A interessante carta que nos enviou põe-nos diante dos olhos mais uma nova fase do prisma que todos andamos a espreitar amorosamente, desde o começo da publicação deste inquérito. Ei-la:



Meu prezado colega: só hoje me é possível responder ao seu amável convite, em globo, e muito atabalhoadamente. Perdoe-me!
Parece-me que a nossa literatura continua a ser acentuadamente subjectiva e lírica; nós somos um povo de poetas, meu amigo, e de poetas amorosas. Somos capazes de todos os heroísmos – tendo uma estrela a alumiar-nos.
À parte certas alterações formais, na essência não vejo nada de novo, nas diversas manifestações literárias. Não observo correntes, que se não tivessem há muito observado.
A poesia moderna tem, na realidade, cultores notáveis; é variada e rica – precisamente porque cada um, dos bons, bebe pelo seu copo. Não vejo que se tenha criado nenhuma nova poesia; vejo poetas diferentes, cada um com o seu temperamento e a sua arte. E como a nossa poesia é lírica, os poetas sinceros, arrancando os seus poemas da sua mais profunda sensibilidade, têm de ser pessoais e portugueses...

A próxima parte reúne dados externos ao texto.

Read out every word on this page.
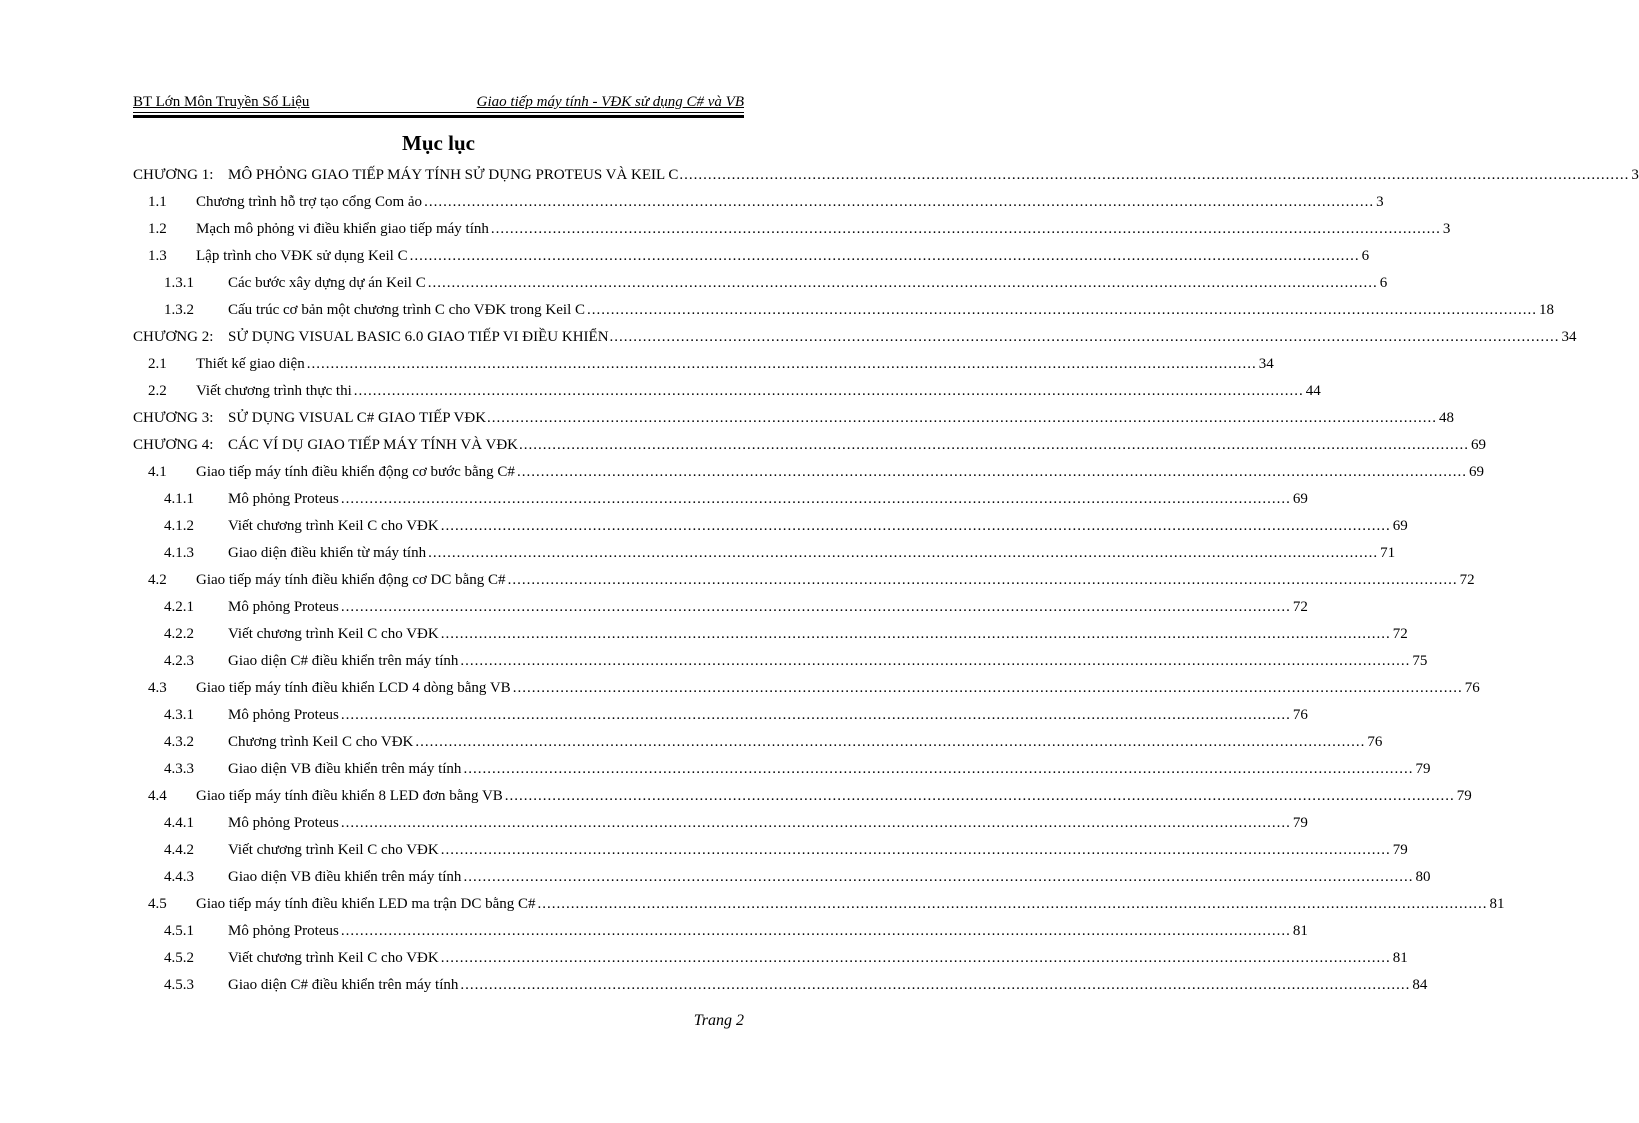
BT Lớn Môn Truyền Số Liệu	Giao tiếp máy tính - VĐK sử dụng C# và VB
Mục lục
CHƯƠNG 1: MÔ PHỎNG GIAO TIẾP MÁY TÍNH SỬ DỤNG PROTEUS VÀ KEIL C ........................................................................................................................................................................................................ 3
1.1	Chương trình hỗ trợ tạo cổng Com ảo ........................................................................................................................................................................................................ 3
1.2	Mạch mô phỏng vi điều khiển giao tiếp máy tính ........................................................................................................................................................................................................ 3
1.3	Lập trình cho VĐK sử dụng Keil C ........................................................................................................................................................................................................ 6
1.3.1	Các bước xây dựng dự án Keil C ........................................................................................................................................................................................................ 6
1.3.2	Cấu trúc cơ bản một chương trình C cho VĐK trong Keil C ........................................................................................................................................................................................................ 18
CHƯƠNG 2: SỬ DỤNG VISUAL BASIC 6.0 GIAO TIẾP VI ĐIỀU KHIỂN ........................................................................................................................................................................................................ 34
2.1	Thiết kế giao diện ........................................................................................................................................................................................................ 34
2.2	Viết chương trình thực thi ........................................................................................................................................................................................................ 44
CHƯƠNG 3: SỬ DỤNG VISUAL C# GIAO TIẾP VĐK ........................................................................................................................................................................................................ 48
CHƯƠNG 4: CÁC VÍ DỤ GIAO TIẾP MÁY TÍNH VÀ VĐK ........................................................................................................................................................................................................ 69
4.1	Giao tiếp máy tính điều khiển động cơ bước bằng C# ........................................................................................................................................................................................................ 69
4.1.1	Mô phỏng Proteus ........................................................................................................................................................................................................ 69
4.1.2	Viết chương trình Keil C cho VĐK ........................................................................................................................................................................................................ 69
4.1.3	Giao diện điều khiển từ máy tính ........................................................................................................................................................................................................ 71
4.2	Giao tiếp máy tính điều khiển động cơ DC bằng C# ........................................................................................................................................................................................................ 72
4.2.1	Mô phỏng Proteus ........................................................................................................................................................................................................ 72
4.2.2	Viết chương trình Keil C cho VĐK ........................................................................................................................................................................................................ 72
4.2.3	Giao diện C# điều khiển trên máy tính ........................................................................................................................................................................................................ 75
4.3	Giao tiếp máy tính điều khiển LCD 4 dòng bằng VB ........................................................................................................................................................................................................ 76
4.3.1	Mô phỏng Proteus ........................................................................................................................................................................................................ 76
4.3.2	Chương trình Keil C cho VĐK ........................................................................................................................................................................................................ 76
4.3.3	Giao diện VB điều khiển trên máy tính ........................................................................................................................................................................................................ 79
4.4	Giao tiếp máy tính điều khiển 8 LED đơn bằng VB ........................................................................................................................................................................................................ 79
4.4.1	Mô phỏng Proteus ........................................................................................................................................................................................................ 79
4.4.2	Viết chương trình Keil C cho VĐK ........................................................................................................................................................................................................ 79
4.4.3	Giao diện VB điều khiển trên máy tính ........................................................................................................................................................................................................ 80
4.5	Giao tiếp máy tính điều khiển LED ma trận DC bằng C# ........................................................................................................................................................................................................ 81
4.5.1	Mô phỏng Proteus ........................................................................................................................................................................................................ 81
4.5.2	Viết chương trình Keil C cho VĐK ........................................................................................................................................................................................................ 81
4.5.3	Giao diện C# điều khiển trên máy tính ........................................................................................................................................................................................................ 84
Trang 2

E veja: os romancistas que melhor exprimiram o sentir português foram Júlio Dinis e Camilo; e as novelas que têm alcançado êxito são as que se entretecem de aventura apaixonada, ou que vibram de lirismo, de elegia, de piedade.
O nosso mais notável novelista moderna é, para mim, D. João de Castro; creio até que será o nosso único novelista actual; os outros, e alguns de talento, são romancistas.
A diferença, para mim, de novela e romance é a que existe entre os processos de Camilo e de Eça de Queirós, para não sair de Portugal.
Quer dizer de teatro? Parece-me evidentemente em decadência. Guerra Junqueiro, quando frisou a diferença entre o povo espanhol, intensamente dramático, e o português, vascularmente elegíaco, indicou naturalmente a razão porque o nosso teatro tem apenas lampejos efémeros. A última revivescência foi-lhe dada, triunfalmente, por Henrique Lopes de Mendonça. O Duque de Viseu marca época no teatro português.
Além deste escritor insigne, e não falando nos deliciosos idílios de D. João da Câmara, tão nossos Júlio Dantas, Marcelino Mesquita e Afonso Lopes Vieira hão-de continuar a enriquecer a nossa literatura dramática.
... Mas, afinal, quando serão proibidos os cinematógrafos?
Deixei de propósito para último lugar o caso do renascimento literário entre nós – e quem o representa. Era o ponto burlesco.
É certo que existe uma taboleta «Renascença», com uma revista pendurada; mas tudo isso me parece uma patuscada de vaudeville. Não quer isto dizer que não colaborem nesse grupo homens de real talento; mas que fazem eles renascer? Não, a Renascença é uma filarmónica, ou melhor, uma cooperativa em que o sócio-gerente, o impagável Pascoaes, entrelaça na fonte de Ária e de Semita os loiros do maior génio europeu contemporâneo. Ele afirma-o, e a rapaziada mais nova acredita-o sob a palavra de honra de Pascoaes.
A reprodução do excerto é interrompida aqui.